Rabia GENÇAY BEZİR

Tarih: 05.11.2023 03:17

Benim Rengim Filistin

Facebook Twitter Linked-in

Savaşların insanların hayatlarını, toplumlarını ve ülkelerini yıkıcı olaylardan biri olarak tarih boyunca travma niteliği oluşturacak şekilde varlığını sürdüğünü biliriz...

Hayatın en karmaşık ve kalbin en derin yaralarından biridir savaş... izlerini asırları bulduğu bir yıkım!..
Savaşın etkileri sadece fiziksel dünyamızı değil, aynı zamanda duygusal evrenimizi de etkiler.

İnsanlık savaşın karanlığında birçok acı ve trajedi yaşarlar ve bu özellikle çocuklar üzerinde derin etkilere yol açar ki bunu son bir ayı aşkındır, Siyonist İsrail'in Filistin çocuklarına uyguladığı katliamda  ne acıdır ki şahit olmaktayız...

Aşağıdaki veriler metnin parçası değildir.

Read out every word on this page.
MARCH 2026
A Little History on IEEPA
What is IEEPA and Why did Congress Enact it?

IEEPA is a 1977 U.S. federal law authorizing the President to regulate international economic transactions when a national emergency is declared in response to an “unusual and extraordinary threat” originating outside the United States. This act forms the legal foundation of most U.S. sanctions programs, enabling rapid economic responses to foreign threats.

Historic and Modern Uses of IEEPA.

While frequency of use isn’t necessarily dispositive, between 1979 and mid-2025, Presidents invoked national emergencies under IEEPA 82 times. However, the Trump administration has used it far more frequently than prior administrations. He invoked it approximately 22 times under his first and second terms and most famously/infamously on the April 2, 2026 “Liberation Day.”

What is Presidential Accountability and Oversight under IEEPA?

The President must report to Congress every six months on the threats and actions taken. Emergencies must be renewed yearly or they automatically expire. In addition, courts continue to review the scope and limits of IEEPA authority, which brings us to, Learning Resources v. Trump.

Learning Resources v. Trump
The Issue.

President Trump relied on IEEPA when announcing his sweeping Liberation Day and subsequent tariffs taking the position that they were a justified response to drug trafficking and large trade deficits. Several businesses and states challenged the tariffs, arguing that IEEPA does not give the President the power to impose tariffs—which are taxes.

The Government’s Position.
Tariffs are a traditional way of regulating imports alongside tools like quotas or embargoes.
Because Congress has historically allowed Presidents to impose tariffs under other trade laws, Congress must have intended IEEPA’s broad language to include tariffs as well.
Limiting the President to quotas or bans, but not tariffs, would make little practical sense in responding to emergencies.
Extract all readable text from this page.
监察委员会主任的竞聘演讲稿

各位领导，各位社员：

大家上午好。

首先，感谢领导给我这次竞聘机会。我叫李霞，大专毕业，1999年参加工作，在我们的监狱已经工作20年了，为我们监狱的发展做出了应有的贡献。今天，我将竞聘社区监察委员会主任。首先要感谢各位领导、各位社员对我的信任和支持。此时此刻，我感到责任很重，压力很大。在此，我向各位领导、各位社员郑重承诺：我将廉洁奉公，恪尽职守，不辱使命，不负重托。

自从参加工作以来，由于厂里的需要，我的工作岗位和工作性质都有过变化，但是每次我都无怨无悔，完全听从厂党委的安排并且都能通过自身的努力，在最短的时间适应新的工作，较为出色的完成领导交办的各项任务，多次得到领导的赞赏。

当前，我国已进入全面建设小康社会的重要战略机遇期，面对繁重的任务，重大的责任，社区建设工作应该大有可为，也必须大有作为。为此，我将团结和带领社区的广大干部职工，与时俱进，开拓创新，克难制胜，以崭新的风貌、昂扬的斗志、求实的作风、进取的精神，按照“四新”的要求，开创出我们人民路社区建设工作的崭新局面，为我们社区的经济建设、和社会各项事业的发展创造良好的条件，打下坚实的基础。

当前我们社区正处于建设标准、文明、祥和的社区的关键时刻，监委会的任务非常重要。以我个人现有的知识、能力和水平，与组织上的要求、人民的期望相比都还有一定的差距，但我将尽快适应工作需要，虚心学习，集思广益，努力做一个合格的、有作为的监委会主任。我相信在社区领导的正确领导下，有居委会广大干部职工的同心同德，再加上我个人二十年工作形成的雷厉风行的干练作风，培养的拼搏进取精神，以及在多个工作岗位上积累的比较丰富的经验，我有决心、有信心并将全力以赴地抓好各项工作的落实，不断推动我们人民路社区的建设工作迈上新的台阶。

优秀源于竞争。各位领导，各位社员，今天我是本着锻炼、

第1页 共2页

Çocukların, savaşın en masum kurbanları oluşu, onların barışın yerine şiddetin hüküm sürdüğü dünyada yaşam savaşı vermeleri ayrı bir acı katmakta yüreklere...

"Çocukları ürkütülmüş bir Dünya'nın denizi mavi olsa ne yazar, olmasa ne "...der şair.

Sözün bittiği yerdeyiz, kelimelerin kifayetsiz kaldığı, dizlerin bağının çözüldüğü ve iki elimizin arasına başımızı alıp düşünmekten beyinlerimizin dumura uğradığı zamandayız!

Çaresiz, çözümsüz, yapılabilecek bir şeyin bilinmezliği içinde öylece şaşkın...

Dünya'nın gözleri önünde akıtılan oluk oluk masumiyet kokan kanının denizlerin rengini kırmızıya boyandığı şu günlerde; "Zalim kim, mazlum kime denir, saflarda nerde olduğumuzun ayırım noktasındayız...

Kimliklerin belirginleşme netlik kazanma anına gelmiş bulunmaktayız...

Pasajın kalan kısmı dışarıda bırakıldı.